For this assignment you are going to do some code using the graph algorithms that have been discussed in class. As with all the assignments, you can write this in whatever language you want, but I have to be able to compile and run it under Linux on the lab machines. What you turn in will be graded for correctness and speed. It might also be used in a future assignment so keep that in mind and try to build flexible and robust data structures. You will use this data structure to solve the following problem. You might also use some other data structures to go along with it, but you don't have to write those if you can find a good library for them.
This problem is actually taken from work that Kevin Livingstone is doing in Biology. You will be playing with graphs that represent relationships between genes in a number of different species. You will be given a data file that includes the specifications of the species and what genes in other species they are genetically related to. It will be given as a number telling you how closely related they are. I want you to find groupings of genes that are closely related to one another (strongly connected components). Then for each each grouping I want you to return a metric of how closely bound that group is (total length on a minimum spanning tree assuming edges aren't directed).
The interface for this program will be all text. You will read from standard input and write to standard output. Unlike earlier assignments, the standard input will simply be the data for the gene relations. You will also be provided with a command line argument that is a single number giving the threshold similarity that you should consider. A second command line argument is the minimum size for strongly connected components to consider.
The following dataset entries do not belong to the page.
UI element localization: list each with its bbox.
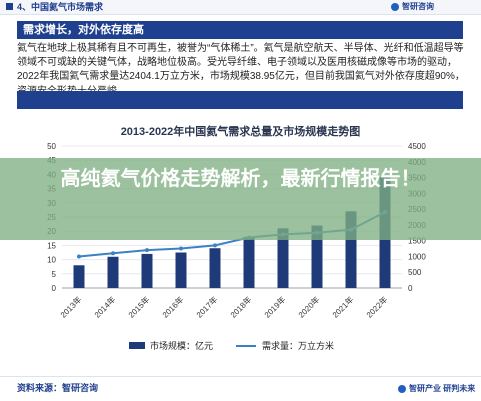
section-title: 4、中国氦气市场需求	[17, 2, 104, 12]
left-axis-tick-label: 0	[52, 284, 57, 293]
x-axis-tick-label: 2022年	[364, 294, 389, 319]
bar-market-size	[175, 252, 187, 288]
brand-name: 智研咨询	[402, 2, 434, 11]
point-demand-volume	[213, 243, 217, 248]
source-note: 资料来源：智研咨询	[17, 383, 99, 393]
x-axis-tick-label: 2017年	[194, 294, 219, 319]
bar-market-size	[243, 236, 255, 288]
brand-logo-icon	[391, 3, 399, 11]
subheading-bar	[17, 91, 463, 109]
right-axis-tick-label: 1500	[408, 237, 426, 246]
right-axis-tick-label: 500	[408, 268, 422, 277]
bar-market-size	[209, 248, 221, 288]
x-axis-tick-label: 2020年	[296, 294, 321, 319]
footer-bar: 资料来源：智研咨询 智研产业 研判未来	[0, 376, 481, 401]
left-axis-tick-label: 50	[47, 142, 56, 151]
x-axis-tick-label: 2016年	[160, 294, 185, 319]
point-demand-volume	[179, 246, 183, 251]
right-axis-tick-label: 4500	[408, 142, 426, 151]
point-demand-volume	[145, 248, 149, 253]
bar-market-size	[73, 265, 85, 288]
overlay-banner	[0, 158, 481, 240]
legend-swatch-market-size	[129, 342, 145, 349]
x-axis-tick-label: 2013年	[58, 294, 83, 319]
section-marker-icon	[6, 3, 13, 10]
top-header-bar: 4、中国氦气市场需求 智研咨询	[0, 0, 481, 15]
bar-market-size	[345, 211, 357, 288]
right-axis-tick-label: 1000	[408, 252, 426, 261]
footer-logo-icon	[398, 385, 406, 393]
left-axis-tick-label: 10	[47, 256, 56, 265]
left-axis-tick-label: 15	[47, 241, 56, 250]
chart-title: 2013-2022年中国氦气需求总量及市场规模走势图	[120, 126, 361, 138]
bar-market-size	[277, 228, 289, 288]
bar-market-size	[107, 256, 119, 288]
x-axis-tick-label: 2018年	[228, 294, 253, 319]
subheading-demand: 需求增长，对外依存度高	[17, 21, 463, 39]
right-axis-tick-label: 0	[408, 284, 413, 293]
point-demand-volume	[111, 251, 115, 256]
banner-text: 高纯氦气价格走势解析，最新行情报告！	[60, 168, 421, 190]
x-axis-tick-label: 2021年	[330, 294, 355, 319]
bar-market-size	[311, 225, 323, 288]
bar-market-size	[141, 253, 153, 288]
footer-slogan: 智研产业 研判未来	[409, 384, 476, 393]
x-axis-tick-label: 2015年	[126, 294, 151, 319]
legend-label-demand-volume: 需求量：万立方米	[262, 340, 334, 351]
legend-label-market-size: 市场规模：亿元	[150, 340, 213, 351]
left-axis-tick-label: 5	[52, 270, 57, 279]
x-axis-tick-label: 2014年	[92, 294, 117, 319]
x-axis-tick-label: 2019年	[262, 294, 287, 319]
point-demand-volume	[77, 254, 81, 259]
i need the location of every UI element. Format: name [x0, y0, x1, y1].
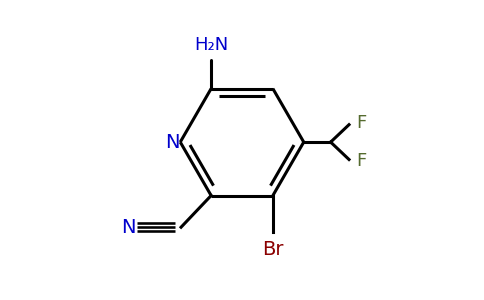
Text: N: N [121, 218, 136, 237]
Text: H₂N: H₂N [194, 36, 228, 54]
Text: F: F [356, 114, 366, 132]
Text: Br: Br [262, 240, 284, 259]
Text: F: F [356, 152, 366, 170]
Text: N: N [165, 133, 180, 152]
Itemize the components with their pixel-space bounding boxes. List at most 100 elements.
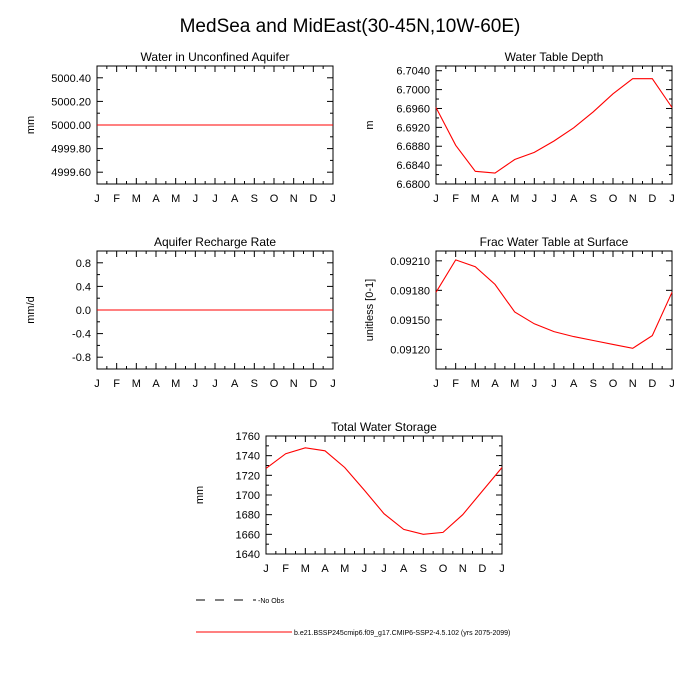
x-tick-label: O <box>270 193 279 205</box>
x-tick-label: M <box>132 378 141 390</box>
y-tick-label: 0.4 <box>76 281 91 293</box>
y-tick-label: 6.6800 <box>396 179 430 191</box>
x-tick-label: J <box>669 193 675 205</box>
chart-title: Water Table Depth <box>505 50 604 64</box>
x-tick-label: J <box>499 563 505 575</box>
x-tick-label: M <box>132 193 141 205</box>
x-tick-label: N <box>290 378 298 390</box>
x-tick-label: J <box>433 193 439 205</box>
x-tick-label: J <box>532 193 538 205</box>
x-tick-label: A <box>400 563 408 575</box>
x-tick-label: F <box>452 378 459 390</box>
x-tick-label: J <box>381 563 387 575</box>
y-tick-label: 6.6920 <box>396 122 430 134</box>
y-tick-label: 4999.80 <box>51 144 91 156</box>
x-tick-label: J <box>212 193 218 205</box>
y-tick-label: 5000.00 <box>51 120 91 132</box>
legend: -No Obs b.e21.BSSP245cmip6.f09_g17.CMIP6… <box>196 598 510 637</box>
x-tick-label: J <box>551 378 557 390</box>
x-tick-label: F <box>113 193 120 205</box>
x-tick-label: J <box>330 378 336 390</box>
y-tick-label: 6.6960 <box>396 103 430 115</box>
x-tick-label: J <box>263 563 269 575</box>
x-tick-label: D <box>309 378 317 390</box>
x-tick-label: D <box>478 563 486 575</box>
y-tick-label: 0.0 <box>76 305 91 317</box>
y-axis-label: mm <box>194 486 206 504</box>
x-tick-label: S <box>590 193 597 205</box>
x-tick-label: F <box>452 193 459 205</box>
y-tick-label: 4999.60 <box>51 167 91 179</box>
series-line <box>435 259 673 349</box>
x-tick-label: N <box>290 193 298 205</box>
y-tick-label: 1760 <box>236 431 260 443</box>
series-line <box>265 447 503 535</box>
x-tick-label: F <box>282 563 289 575</box>
y-tick-label: 1640 <box>236 549 260 561</box>
y-tick-label: 1740 <box>236 451 260 463</box>
x-tick-label: J <box>551 193 557 205</box>
x-tick-label: J <box>330 193 336 205</box>
y-tick-label: 1680 <box>236 510 260 522</box>
y-tick-label: 1660 <box>236 529 260 541</box>
x-tick-label: S <box>251 193 258 205</box>
x-tick-label: O <box>270 378 279 390</box>
x-tick-label: A <box>321 563 329 575</box>
x-tick-label: A <box>152 378 160 390</box>
y-tick-label: 1720 <box>236 470 260 482</box>
plot-frame <box>435 250 673 370</box>
x-tick-label: A <box>491 378 499 390</box>
x-tick-label: N <box>459 563 467 575</box>
x-tick-label: J <box>362 563 368 575</box>
series-line <box>435 78 673 174</box>
y-tick-label: 0.09120 <box>390 344 430 356</box>
x-tick-label: N <box>629 193 637 205</box>
x-tick-label: S <box>251 378 258 390</box>
x-tick-label: J <box>193 378 199 390</box>
x-tick-label: D <box>309 193 317 205</box>
x-tick-label: J <box>669 378 675 390</box>
x-tick-label: A <box>152 193 160 205</box>
figure-title: MedSea and MidEast(30-45N,10W-60E) <box>180 16 521 37</box>
y-axis-label: mm <box>25 116 37 134</box>
x-tick-label: J <box>94 378 100 390</box>
x-tick-label: A <box>491 193 499 205</box>
y-tick-label: -0.8 <box>72 352 91 364</box>
x-tick-label: J <box>193 193 199 205</box>
x-tick-label: M <box>510 193 519 205</box>
x-tick-label: M <box>510 378 519 390</box>
y-tick-label: 0.09180 <box>390 285 430 297</box>
y-tick-label: 5000.40 <box>51 73 91 85</box>
y-tick-label: 0.8 <box>76 258 91 270</box>
x-tick-label: O <box>439 563 448 575</box>
y-tick-label: 0.09150 <box>390 315 430 327</box>
x-tick-label: D <box>648 193 656 205</box>
chart-title: Total Water Storage <box>331 420 437 434</box>
y-tick-label: 6.6880 <box>396 141 430 153</box>
x-tick-label: M <box>301 563 310 575</box>
chart-title: Water in Unconfined Aquifer <box>141 50 290 64</box>
x-tick-label: O <box>609 378 618 390</box>
x-tick-label: M <box>471 378 480 390</box>
x-tick-label: S <box>420 563 427 575</box>
y-axis-label: unitless [0-1] <box>364 279 376 341</box>
x-tick-label: M <box>340 563 349 575</box>
y-axis-label: mm/d <box>25 296 37 324</box>
y-tick-label: 6.7000 <box>396 85 430 97</box>
x-tick-label: J <box>94 193 100 205</box>
legend-label-no-obs: -No Obs <box>258 598 285 605</box>
x-tick-label: J <box>532 378 538 390</box>
x-tick-label: M <box>171 193 180 205</box>
x-tick-label: N <box>629 378 637 390</box>
y-tick-label: 0.09210 <box>390 256 430 268</box>
x-tick-label: S <box>590 378 597 390</box>
y-tick-label: 6.6840 <box>396 160 430 172</box>
legend-label-model: b.e21.BSSP245cmip6.f09_g17.CMIP6-SSP2-4.… <box>294 630 510 637</box>
x-tick-label: D <box>648 378 656 390</box>
plot-frame <box>265 435 503 555</box>
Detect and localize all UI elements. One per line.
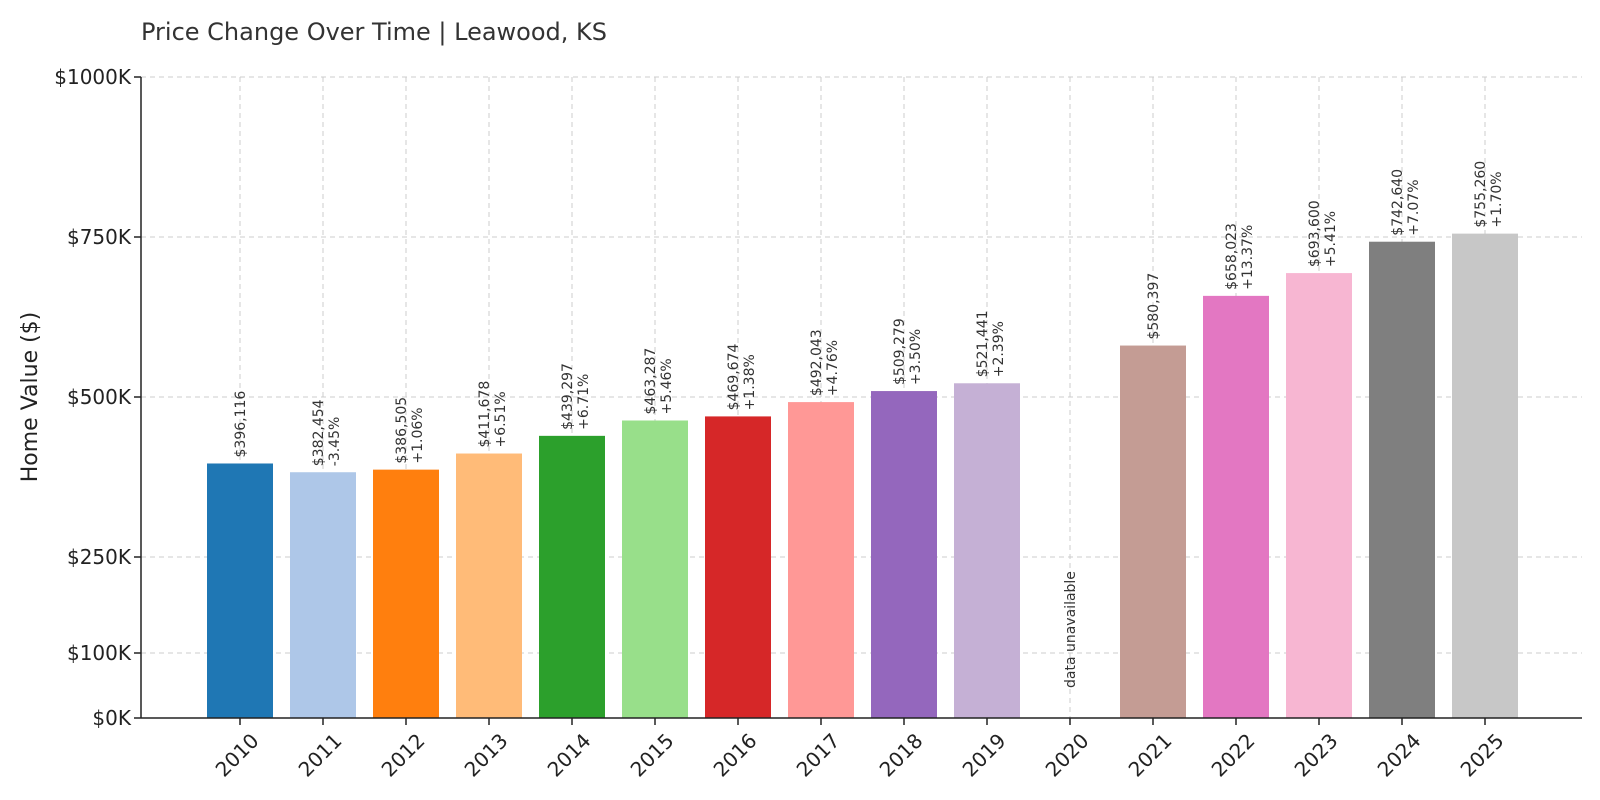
bar-change-label: +4.76% — [825, 340, 841, 396]
bar-value-label: $382,454 — [311, 399, 327, 466]
y-ticks: $0K $100K $250K $500K $750K $1000K — [54, 65, 141, 730]
bar-2025 — [1452, 233, 1518, 718]
bar-2013 — [456, 453, 522, 718]
bar-change-label: +2.39% — [991, 321, 1007, 377]
bar-2019 — [954, 383, 1020, 718]
bar-change-label: +6.51% — [493, 391, 509, 447]
x-tick-label: 2022 — [1207, 729, 1260, 782]
bar-2023 — [1286, 273, 1352, 718]
x-ticks: 2010 2011 2012 2013 2014 2015 2016 2017 2018 2019… — [211, 718, 1509, 782]
bar-value-label: $469,674 — [726, 344, 742, 411]
y-tick-label: $100K — [67, 641, 132, 665]
y-tick-label: $250K — [67, 545, 132, 569]
bar-change-label: +5.41% — [1323, 211, 1339, 267]
x-tick-label: 2023 — [1290, 729, 1343, 782]
x-tick-label: 2021 — [1124, 729, 1177, 782]
bar-2011 — [290, 472, 356, 718]
x-tick-label: 2012 — [377, 729, 430, 782]
bar-change-label: +13.37% — [1240, 225, 1256, 290]
x-tick-label: 2019 — [958, 729, 1011, 782]
chart-title: Price Change Over Time | Leawood, KS — [141, 18, 607, 46]
x-tick-label: 2016 — [709, 729, 762, 782]
x-tick-label: 2013 — [460, 729, 513, 782]
bar-2010 — [207, 463, 273, 718]
bar-value-label: $492,043 — [809, 329, 825, 396]
x-tick-label: 2017 — [792, 729, 845, 782]
bar-change-label: +1.06% — [410, 407, 426, 463]
x-tick-label: 2025 — [1456, 729, 1509, 782]
bar-2014 — [539, 435, 605, 718]
bar-value-label: $439,297 — [560, 363, 576, 430]
x-tick-label: 2024 — [1373, 729, 1426, 782]
data-labels: $396,116 $382,454 -3.45% $386,505 +1.06% $411… — [233, 161, 1505, 688]
y-tick-label: $0K — [92, 706, 131, 730]
bar-value-label: $411,678 — [477, 381, 493, 448]
bar-unavailable-label: data unavailable — [1063, 571, 1079, 688]
bar-change-label: +1.38% — [742, 354, 758, 410]
bar-value-label: $463,287 — [643, 348, 659, 415]
bar-value-label: $742,640 — [1390, 169, 1406, 236]
bar-value-label: $509,279 — [892, 318, 908, 385]
x-tick-label: 2020 — [1041, 729, 1094, 782]
bar-2012 — [373, 469, 439, 718]
bar-change-label: -3.45% — [327, 417, 343, 467]
bar-2015 — [622, 420, 688, 718]
y-tick-label: $1000K — [54, 65, 132, 89]
grid-lines — [141, 76, 1582, 718]
x-tick-label: 2010 — [211, 729, 264, 782]
bar-value-label: $755,260 — [1473, 161, 1489, 228]
bar-change-label: +7.07% — [1406, 179, 1422, 235]
y-tick-label: $500K — [67, 385, 132, 409]
bar-value-label: $580,397 — [1146, 273, 1162, 340]
bar-change-label: +3.50% — [908, 329, 924, 385]
bar-2024 — [1369, 241, 1435, 719]
x-tick-label: 2018 — [875, 729, 928, 782]
bar-2017 — [788, 402, 854, 718]
bar-2018 — [871, 391, 937, 718]
bar-value-label: $396,116 — [233, 391, 249, 458]
bar-value-label: $521,441 — [975, 310, 991, 377]
bar-value-label: $386,505 — [394, 397, 410, 464]
bar-change-label: +1.70% — [1489, 171, 1505, 227]
x-tick-label: 2011 — [294, 729, 347, 782]
bar-2021 — [1120, 345, 1186, 718]
x-tick-label: 2015 — [626, 729, 679, 782]
bar-2022 — [1203, 295, 1269, 718]
bar-2016 — [705, 416, 771, 718]
bar-value-label: $658,023 — [1224, 223, 1240, 290]
bar-change-label: +6.71% — [576, 374, 592, 430]
x-tick-label: 2014 — [543, 729, 596, 782]
y-axis-label: Home Value ($) — [18, 312, 43, 483]
bar-value-label: $693,600 — [1307, 200, 1323, 267]
y-tick-label: $750K — [67, 225, 132, 249]
bar-change-label: +5.46% — [659, 358, 675, 414]
bars — [207, 233, 1518, 719]
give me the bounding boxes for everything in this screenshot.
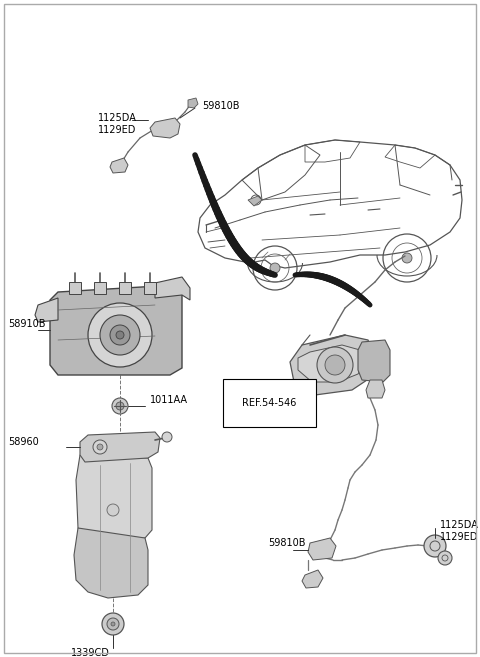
Polygon shape <box>308 538 336 560</box>
Circle shape <box>107 618 119 630</box>
Circle shape <box>97 444 103 450</box>
Circle shape <box>100 315 140 355</box>
Polygon shape <box>74 528 148 598</box>
Circle shape <box>111 622 115 626</box>
Circle shape <box>116 331 124 339</box>
Polygon shape <box>366 380 385 398</box>
Text: 58960: 58960 <box>8 437 39 447</box>
Polygon shape <box>302 570 323 588</box>
Bar <box>119 282 131 294</box>
Circle shape <box>270 263 280 273</box>
Circle shape <box>116 402 124 410</box>
Polygon shape <box>80 432 160 462</box>
Polygon shape <box>50 285 182 375</box>
Circle shape <box>107 504 119 516</box>
Circle shape <box>88 303 152 367</box>
Circle shape <box>325 355 345 375</box>
Text: 1011AA: 1011AA <box>150 395 188 405</box>
Bar <box>94 282 106 294</box>
Circle shape <box>438 551 452 565</box>
Polygon shape <box>76 455 152 542</box>
Bar <box>144 282 156 294</box>
Polygon shape <box>290 335 375 395</box>
Circle shape <box>402 253 412 263</box>
Circle shape <box>93 440 107 454</box>
Polygon shape <box>35 298 58 322</box>
Circle shape <box>110 325 130 345</box>
Text: 1125DA
1129ED: 1125DA 1129ED <box>440 520 479 541</box>
Text: REF.54-546: REF.54-546 <box>242 398 296 408</box>
Polygon shape <box>150 118 180 138</box>
Text: 58910B: 58910B <box>8 319 46 329</box>
Text: 1339CD: 1339CD <box>71 648 109 657</box>
Circle shape <box>102 613 124 635</box>
Text: 59810B: 59810B <box>202 101 240 111</box>
Circle shape <box>112 398 128 414</box>
Polygon shape <box>110 158 128 173</box>
Circle shape <box>424 535 446 557</box>
Text: 1125DA
1129ED: 1125DA 1129ED <box>98 113 137 135</box>
Bar <box>69 282 81 294</box>
Text: 59810B: 59810B <box>268 538 305 548</box>
Polygon shape <box>358 340 390 382</box>
Circle shape <box>162 432 172 442</box>
Polygon shape <box>248 196 262 206</box>
Circle shape <box>317 347 353 383</box>
Polygon shape <box>155 277 190 300</box>
Polygon shape <box>298 345 365 382</box>
Polygon shape <box>188 98 198 108</box>
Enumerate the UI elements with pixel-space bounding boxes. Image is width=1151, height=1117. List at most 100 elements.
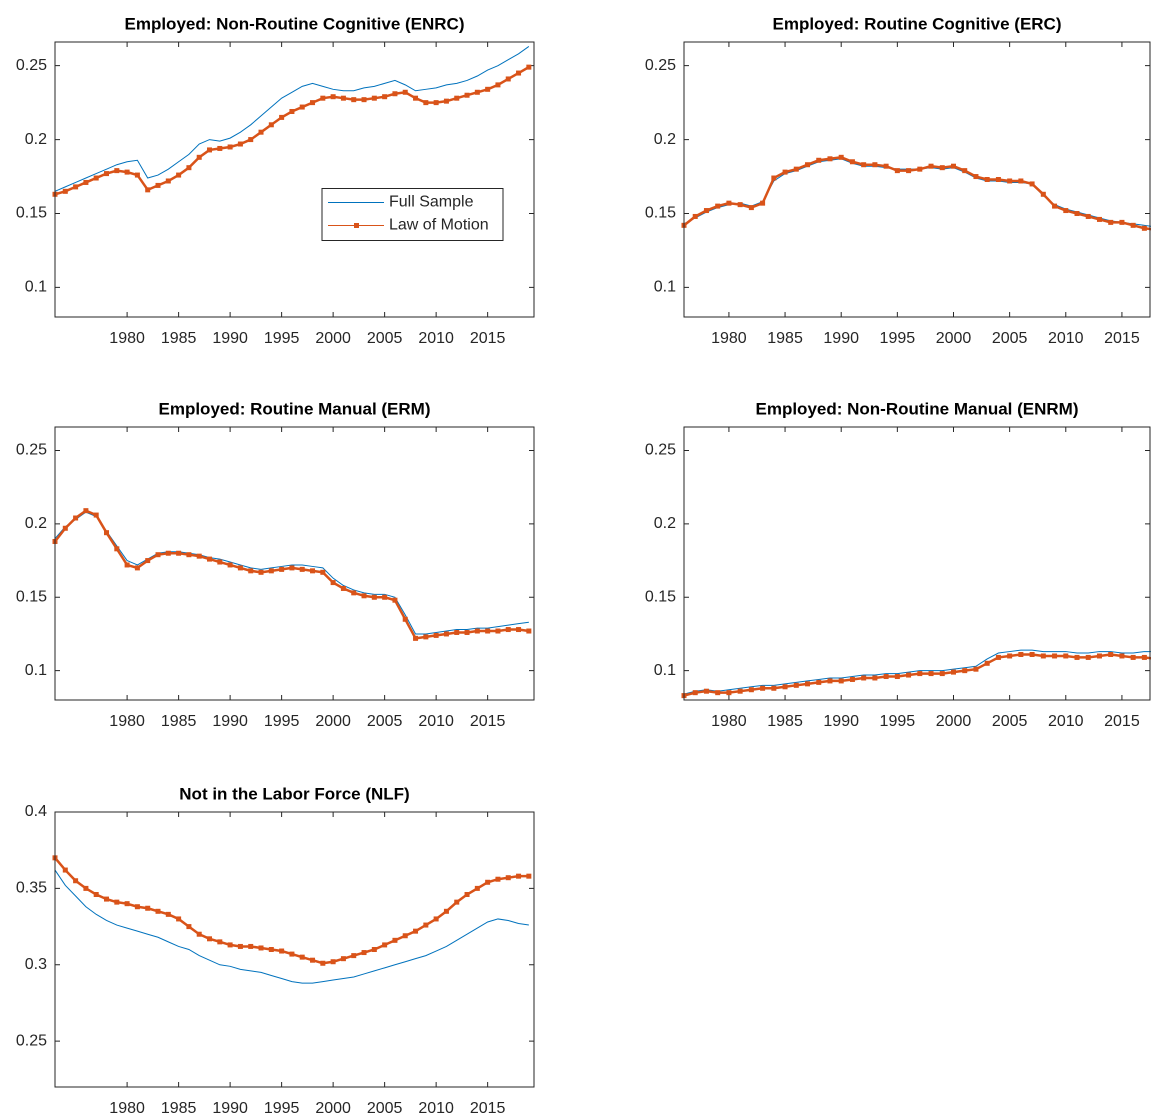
series-marker [928,671,934,677]
plot-area [55,812,534,1087]
series-marker [1130,654,1136,660]
x-tick-label: 1980 [711,330,747,347]
series-marker [474,89,480,95]
x-tick-label: 2000 [315,713,351,730]
y-tick-label: 0.15 [16,588,47,605]
series-marker [382,94,388,100]
series-marker [186,552,192,558]
series-marker [392,937,398,943]
legend-label: Full Sample [389,194,474,211]
x-tick-label: 1995 [880,713,916,730]
series-marker [1052,203,1058,209]
series-marker [894,168,900,174]
series-marker [995,654,1001,660]
x-tick-label: 2005 [992,330,1028,347]
x-tick-label: 1980 [711,713,747,730]
x-tick-label: 2015 [1104,330,1140,347]
series-marker [73,184,79,190]
series-marker [1130,222,1136,228]
series-marker [1040,653,1046,659]
series-marker [1096,216,1102,222]
series-marker [268,568,274,574]
series-marker [320,95,326,101]
series-marker [1141,654,1147,660]
x-tick-label: 1980 [109,330,145,347]
series-marker [726,200,732,206]
x-tick-label: 1995 [264,1100,300,1117]
x-tick-label: 1990 [212,1100,248,1117]
plot-area [684,427,1150,700]
series-marker [861,675,867,681]
y-tick-label: 0.15 [645,588,676,605]
series-marker [258,129,264,135]
series-marker [227,144,233,150]
series-marker [134,565,140,571]
chart-title: Employed: Non-Routine Cognitive (ENRC) [125,14,465,33]
series-marker [73,515,79,521]
series-marker [917,671,923,677]
series-marker [433,916,439,922]
series-marker [340,95,346,101]
series-marker [495,82,501,88]
y-tick-label: 0.15 [16,205,47,222]
y-tick-label: 0.2 [654,515,676,532]
series-marker [516,627,522,633]
series-marker [186,165,192,171]
series-marker [217,559,223,565]
y-tick-label: 0.25 [16,442,47,459]
x-tick-label: 1985 [161,330,197,347]
series-marker [1007,178,1013,184]
series-marker [861,162,867,168]
series-marker [413,928,419,934]
series-marker [310,957,316,963]
axes-box [54,41,535,318]
x-tick-label: 2000 [936,713,972,730]
series-marker [196,553,202,559]
series-marker [237,943,243,949]
axes-box [683,426,1151,701]
x-tick-label: 2015 [1104,713,1140,730]
series-marker [196,931,202,937]
series-marker [258,945,264,951]
x-tick-label: 2015 [470,1100,506,1117]
series-marker [474,628,480,634]
series-marker [816,157,822,163]
subplot: Employed: Routine Cognitive (ERC) 1980 198… [645,14,1151,347]
series-marker [145,558,151,564]
series-marker [748,687,754,693]
series-marker [104,171,110,177]
series-marker [939,165,945,171]
plot-area [684,42,1150,317]
series-marker [516,873,522,879]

The input will have one gene per line. The first word on the line will be the gene in question. It will be followed by a arbitrary number of pairs where each pair includes a gene code and a similarity score. Technically, the similarity value is called an expectation value. It tells you how many random matches one would expect with the same similarity. Smaller values means things are more closely related. A value of zero says the similarity would not happen randomly. This is basically an adjacency list format where the gene codes specify vertices and the expectation values are the weights on edges. When you do the processing you only consider edges with an expectation value at or below the value specified on the command line.
Your output should consist of the following. Begin with one line listing the number of components that meet the size requirement. Follow that with one line for each strongly connected component with a size at or above the given value. That line will include the size of the component in genes followed by the sum of the weights on the minimum spanning tree for that component followed by the gene specifications for each of the genes in that component in alphabetical order. The components should be output in the following order. Sort first from largest component to smallest component. Break ties in size by the sum of the weights in the minimum spanning tree. Break ties on that by alphabetical order of all the gene IDs in the component.
So a small input might look like the following.
G1 G2 1e-5 G3 1e-3
G2
G1 1e-4
G3 G2 2e-5 G1 0
If we process this with a threshold (first command line argument) no smaller than 1e-4 then this has one strongly connected component including all the genes. Assuming our second argument is 3 or smaller we would get the following output.
1
3 1e-5 G1 G2 G3
The component has 3 elements and we included the edges from G3 to G1 and from G1 to G2 giving a sum of 1e-5. Note that technically a minimum spanning tree only makes sense on an undirected graph so for this step we view edges simply as connections without direction.
Were we to run this with the arguments 1e-7 2 we would get 0 as the only output. The 1e-7 would throw out all connections other than the one from G3 to G1 and we can't have a strongly connected component with 2 vertices or more with only a single edge.